So, I was walking up to this barn, and I see a client strolling down the aisle, shaking her head, obviously concerned about something. “What’s the matter?” I asked.
This is the sort of instance where you can easily blow a doctor:client relationship by saying something like, “Oh, what an utter and complete waste of time and money!” Being somewhat wizened to client psychology at this point, instead, I wondered, “What did she say?”
“Well,” my client offered, “my horse hates the color red.”
Perplexed, for among other reasons, because I know that horses are mostly colorblind, I asked, (somewhat reluctantly, because I knew that some answer would be forthcoming), “Why is this a problem?”
Turns out that the horse had red leg bandages, in which his legs could be wrapped at night. Worse: he had a matching red blanket. The poor beast was covered in red. Fortunately, there was a solution.
“I’m going to have to go out and buy blue leg wraps and a blue blanket this afternoon,” she said. “It’s the only way he’ll be happy.”
At once nodding sympathetically, and pinching my forearm as hard as I could so as to maintain my composure, I offered her some obviously needed support. I held up pretty well until she said, “Doctor Ramey, I never knew horses were so materialistic.”

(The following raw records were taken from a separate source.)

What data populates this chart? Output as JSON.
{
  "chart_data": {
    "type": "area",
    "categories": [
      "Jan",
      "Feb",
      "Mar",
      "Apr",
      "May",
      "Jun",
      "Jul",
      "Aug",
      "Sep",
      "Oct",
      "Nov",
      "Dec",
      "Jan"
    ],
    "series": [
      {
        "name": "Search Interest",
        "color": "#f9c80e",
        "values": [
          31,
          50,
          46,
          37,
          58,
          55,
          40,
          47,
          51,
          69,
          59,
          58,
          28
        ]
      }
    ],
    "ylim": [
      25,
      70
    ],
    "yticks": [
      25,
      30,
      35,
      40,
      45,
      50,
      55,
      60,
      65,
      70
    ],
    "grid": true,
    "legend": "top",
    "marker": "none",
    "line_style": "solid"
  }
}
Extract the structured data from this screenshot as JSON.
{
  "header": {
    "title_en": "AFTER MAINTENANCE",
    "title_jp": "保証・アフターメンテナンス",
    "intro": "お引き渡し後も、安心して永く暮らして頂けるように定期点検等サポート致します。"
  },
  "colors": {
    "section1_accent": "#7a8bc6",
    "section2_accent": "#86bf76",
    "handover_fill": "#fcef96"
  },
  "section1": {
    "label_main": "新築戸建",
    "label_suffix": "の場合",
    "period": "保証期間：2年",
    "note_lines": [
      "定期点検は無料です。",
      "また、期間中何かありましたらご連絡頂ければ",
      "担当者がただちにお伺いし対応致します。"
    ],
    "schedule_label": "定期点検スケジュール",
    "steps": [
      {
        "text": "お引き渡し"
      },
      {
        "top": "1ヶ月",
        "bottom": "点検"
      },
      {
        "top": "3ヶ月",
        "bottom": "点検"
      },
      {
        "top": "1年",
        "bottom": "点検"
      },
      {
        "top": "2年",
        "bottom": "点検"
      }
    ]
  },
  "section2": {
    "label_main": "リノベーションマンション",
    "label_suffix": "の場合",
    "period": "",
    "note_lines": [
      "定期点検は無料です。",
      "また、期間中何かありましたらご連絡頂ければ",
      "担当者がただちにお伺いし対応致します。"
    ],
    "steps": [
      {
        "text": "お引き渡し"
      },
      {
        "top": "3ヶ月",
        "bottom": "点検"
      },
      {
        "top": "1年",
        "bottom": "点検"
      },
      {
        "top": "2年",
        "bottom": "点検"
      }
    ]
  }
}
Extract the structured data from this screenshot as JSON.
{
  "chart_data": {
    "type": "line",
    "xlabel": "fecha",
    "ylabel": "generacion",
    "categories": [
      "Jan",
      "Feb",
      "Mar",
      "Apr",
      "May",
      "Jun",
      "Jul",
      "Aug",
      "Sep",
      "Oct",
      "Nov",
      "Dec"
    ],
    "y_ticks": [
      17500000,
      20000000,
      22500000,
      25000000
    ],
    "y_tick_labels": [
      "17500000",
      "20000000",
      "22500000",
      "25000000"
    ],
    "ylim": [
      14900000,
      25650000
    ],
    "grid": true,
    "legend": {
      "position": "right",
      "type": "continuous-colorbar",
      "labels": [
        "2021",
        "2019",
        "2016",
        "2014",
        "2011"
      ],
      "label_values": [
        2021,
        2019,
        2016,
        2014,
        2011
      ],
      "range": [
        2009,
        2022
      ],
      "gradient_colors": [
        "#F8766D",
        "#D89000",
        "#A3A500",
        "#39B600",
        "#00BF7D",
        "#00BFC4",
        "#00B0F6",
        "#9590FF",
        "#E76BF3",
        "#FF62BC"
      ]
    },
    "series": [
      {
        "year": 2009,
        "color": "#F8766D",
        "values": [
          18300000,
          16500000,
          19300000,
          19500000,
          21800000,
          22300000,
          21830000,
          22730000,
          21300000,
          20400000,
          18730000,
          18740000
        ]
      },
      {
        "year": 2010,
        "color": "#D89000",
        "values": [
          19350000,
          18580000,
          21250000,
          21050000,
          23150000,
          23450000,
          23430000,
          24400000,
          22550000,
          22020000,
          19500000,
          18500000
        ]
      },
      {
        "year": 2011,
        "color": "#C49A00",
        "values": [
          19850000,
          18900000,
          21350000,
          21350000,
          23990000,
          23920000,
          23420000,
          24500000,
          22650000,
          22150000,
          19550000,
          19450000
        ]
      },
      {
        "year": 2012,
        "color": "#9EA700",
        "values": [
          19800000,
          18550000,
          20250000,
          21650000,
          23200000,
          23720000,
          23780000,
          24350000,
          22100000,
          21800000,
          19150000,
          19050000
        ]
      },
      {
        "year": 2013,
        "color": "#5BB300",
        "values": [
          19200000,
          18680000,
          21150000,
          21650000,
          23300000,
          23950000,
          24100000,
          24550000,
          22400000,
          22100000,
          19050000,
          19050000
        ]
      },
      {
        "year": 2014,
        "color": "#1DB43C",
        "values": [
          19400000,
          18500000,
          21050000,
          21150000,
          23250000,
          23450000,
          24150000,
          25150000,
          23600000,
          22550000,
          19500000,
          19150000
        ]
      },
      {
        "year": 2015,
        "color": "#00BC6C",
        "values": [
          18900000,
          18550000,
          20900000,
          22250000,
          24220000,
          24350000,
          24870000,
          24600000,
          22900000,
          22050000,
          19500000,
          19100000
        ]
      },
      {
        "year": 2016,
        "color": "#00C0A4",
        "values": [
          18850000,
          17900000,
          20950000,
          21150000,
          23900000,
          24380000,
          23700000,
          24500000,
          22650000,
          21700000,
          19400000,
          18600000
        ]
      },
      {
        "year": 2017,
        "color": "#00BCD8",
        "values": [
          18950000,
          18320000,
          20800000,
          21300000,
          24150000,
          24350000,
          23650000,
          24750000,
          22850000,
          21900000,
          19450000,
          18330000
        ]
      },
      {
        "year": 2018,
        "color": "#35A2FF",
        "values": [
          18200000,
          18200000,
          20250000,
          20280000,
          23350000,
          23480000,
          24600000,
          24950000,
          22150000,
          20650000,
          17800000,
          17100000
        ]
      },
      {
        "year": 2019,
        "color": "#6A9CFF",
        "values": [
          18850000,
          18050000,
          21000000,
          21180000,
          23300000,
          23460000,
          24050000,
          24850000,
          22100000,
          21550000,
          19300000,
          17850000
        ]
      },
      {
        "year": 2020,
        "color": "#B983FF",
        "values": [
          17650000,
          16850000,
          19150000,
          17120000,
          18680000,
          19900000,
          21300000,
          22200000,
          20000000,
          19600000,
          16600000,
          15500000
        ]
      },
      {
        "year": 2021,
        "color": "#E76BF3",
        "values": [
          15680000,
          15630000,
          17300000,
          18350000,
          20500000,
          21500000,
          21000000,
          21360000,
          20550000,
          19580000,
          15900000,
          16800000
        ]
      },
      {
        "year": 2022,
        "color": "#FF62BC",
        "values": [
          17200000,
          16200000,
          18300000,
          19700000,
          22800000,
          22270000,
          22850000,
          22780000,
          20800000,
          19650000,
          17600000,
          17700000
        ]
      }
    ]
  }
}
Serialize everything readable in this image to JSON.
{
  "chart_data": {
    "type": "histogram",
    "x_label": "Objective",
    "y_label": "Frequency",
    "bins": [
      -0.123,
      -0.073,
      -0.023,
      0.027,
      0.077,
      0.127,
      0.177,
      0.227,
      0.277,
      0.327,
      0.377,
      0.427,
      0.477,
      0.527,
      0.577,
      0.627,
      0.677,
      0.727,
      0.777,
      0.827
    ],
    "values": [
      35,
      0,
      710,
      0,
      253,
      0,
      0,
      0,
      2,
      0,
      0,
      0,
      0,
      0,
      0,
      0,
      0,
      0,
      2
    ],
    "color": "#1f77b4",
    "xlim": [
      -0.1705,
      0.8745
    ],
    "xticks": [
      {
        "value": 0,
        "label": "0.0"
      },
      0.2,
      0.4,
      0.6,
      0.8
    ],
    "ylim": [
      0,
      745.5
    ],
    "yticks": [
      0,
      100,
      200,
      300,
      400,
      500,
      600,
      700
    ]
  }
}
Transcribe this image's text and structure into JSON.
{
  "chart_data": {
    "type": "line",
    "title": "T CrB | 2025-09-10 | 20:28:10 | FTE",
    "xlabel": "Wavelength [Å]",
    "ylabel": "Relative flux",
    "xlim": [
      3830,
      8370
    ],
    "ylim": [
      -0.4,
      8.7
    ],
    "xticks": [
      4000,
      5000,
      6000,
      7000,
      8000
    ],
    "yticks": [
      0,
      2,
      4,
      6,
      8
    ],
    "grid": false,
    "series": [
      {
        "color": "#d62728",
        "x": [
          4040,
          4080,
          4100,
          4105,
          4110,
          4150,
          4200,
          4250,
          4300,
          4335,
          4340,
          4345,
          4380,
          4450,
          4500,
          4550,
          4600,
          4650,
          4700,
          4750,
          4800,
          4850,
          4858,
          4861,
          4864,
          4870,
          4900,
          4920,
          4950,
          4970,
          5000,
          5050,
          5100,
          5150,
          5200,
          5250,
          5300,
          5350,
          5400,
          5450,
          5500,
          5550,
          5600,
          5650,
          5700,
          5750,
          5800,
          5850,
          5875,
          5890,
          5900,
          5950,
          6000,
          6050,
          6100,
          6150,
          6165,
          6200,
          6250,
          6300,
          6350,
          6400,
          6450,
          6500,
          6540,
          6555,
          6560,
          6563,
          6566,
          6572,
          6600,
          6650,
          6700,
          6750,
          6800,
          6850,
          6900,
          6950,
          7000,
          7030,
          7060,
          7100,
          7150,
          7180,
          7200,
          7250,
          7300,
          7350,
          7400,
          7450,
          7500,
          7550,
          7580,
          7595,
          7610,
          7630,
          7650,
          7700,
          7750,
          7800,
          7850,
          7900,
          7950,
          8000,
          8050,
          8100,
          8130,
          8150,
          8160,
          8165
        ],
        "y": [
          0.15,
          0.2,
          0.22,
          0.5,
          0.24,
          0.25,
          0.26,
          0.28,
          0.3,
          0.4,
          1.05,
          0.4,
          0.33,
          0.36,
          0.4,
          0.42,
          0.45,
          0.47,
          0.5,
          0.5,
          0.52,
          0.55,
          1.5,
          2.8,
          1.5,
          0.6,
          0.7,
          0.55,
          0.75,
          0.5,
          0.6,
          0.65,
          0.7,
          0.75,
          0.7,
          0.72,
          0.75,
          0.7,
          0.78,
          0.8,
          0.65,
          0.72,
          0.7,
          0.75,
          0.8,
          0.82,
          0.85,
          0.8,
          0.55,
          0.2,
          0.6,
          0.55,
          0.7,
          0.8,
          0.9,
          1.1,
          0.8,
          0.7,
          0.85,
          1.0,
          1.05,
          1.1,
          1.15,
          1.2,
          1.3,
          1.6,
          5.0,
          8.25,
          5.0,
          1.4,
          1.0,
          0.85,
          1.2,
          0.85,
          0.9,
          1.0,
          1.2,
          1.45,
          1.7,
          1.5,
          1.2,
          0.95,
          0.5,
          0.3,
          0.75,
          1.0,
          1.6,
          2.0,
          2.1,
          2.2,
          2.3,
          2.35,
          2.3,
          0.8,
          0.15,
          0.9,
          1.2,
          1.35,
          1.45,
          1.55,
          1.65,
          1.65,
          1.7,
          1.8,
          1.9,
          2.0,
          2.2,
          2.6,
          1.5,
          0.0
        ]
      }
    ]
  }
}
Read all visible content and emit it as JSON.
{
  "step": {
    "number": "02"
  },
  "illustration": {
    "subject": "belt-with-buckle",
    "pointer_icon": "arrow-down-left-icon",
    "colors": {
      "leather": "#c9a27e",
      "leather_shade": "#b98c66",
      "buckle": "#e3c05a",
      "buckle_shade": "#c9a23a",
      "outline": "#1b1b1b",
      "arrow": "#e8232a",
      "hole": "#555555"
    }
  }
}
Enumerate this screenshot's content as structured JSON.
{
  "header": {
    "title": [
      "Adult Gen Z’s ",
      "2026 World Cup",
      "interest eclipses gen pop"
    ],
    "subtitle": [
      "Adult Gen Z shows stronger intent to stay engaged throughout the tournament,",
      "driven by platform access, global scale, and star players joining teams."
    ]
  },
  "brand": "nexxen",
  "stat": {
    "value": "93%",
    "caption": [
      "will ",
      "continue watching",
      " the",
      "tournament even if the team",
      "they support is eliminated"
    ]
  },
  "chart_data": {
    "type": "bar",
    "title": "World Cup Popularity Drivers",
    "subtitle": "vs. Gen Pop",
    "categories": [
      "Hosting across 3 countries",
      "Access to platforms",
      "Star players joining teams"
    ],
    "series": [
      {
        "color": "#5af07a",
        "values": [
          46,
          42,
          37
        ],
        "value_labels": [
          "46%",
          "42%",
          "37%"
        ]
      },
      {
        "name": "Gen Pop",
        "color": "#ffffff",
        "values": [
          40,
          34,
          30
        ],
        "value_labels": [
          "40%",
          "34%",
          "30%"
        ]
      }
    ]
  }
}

“Neither did I,” I said, moving quickly towards a quiet spot where I could lie down and hold my sides.
Actually, the whole idea of blanketing horses is pretty silly. Horses originated in some of the coldest parts of the world (the central Asian steppes). They’ve got a nice coat of hair to provide insulation. Their body mass makes it fairly hard for them to get rid of heat (bigger animals have more problems getting rid of heat – there’s less body surface, relative to their size, than in smaller animals). Honestly, unless you live in Finland, and it’s January, and you insist on keeping your horses outside all of the time, you never have to worry about your horse getting cold. The idea that horses might ever get cold in southern California is pretty laughable.
Now blanketing certainly does do a couple of things. It may help keep some dirt off of your horse, which can be helpful if you’re at a show, perhaps saving you some grooming time. They provide a barrier against flies. Blankets certainly adorn them in a delightful color of your choice, which, hopefully, you can indulge without personal embarrassment. However, blanketing does NOT do anything to limit the growth of the coat – coat growth is controlled mostly by day length (as the days get shorter, the coat gets longer, and vice versa).
The facts are all well and good, but my experience has been that you’ll probably keep blanketing your horses anyway. That’s fine – it certainly doesn’t hurt them. But remember: it’s mostly for you, not for them.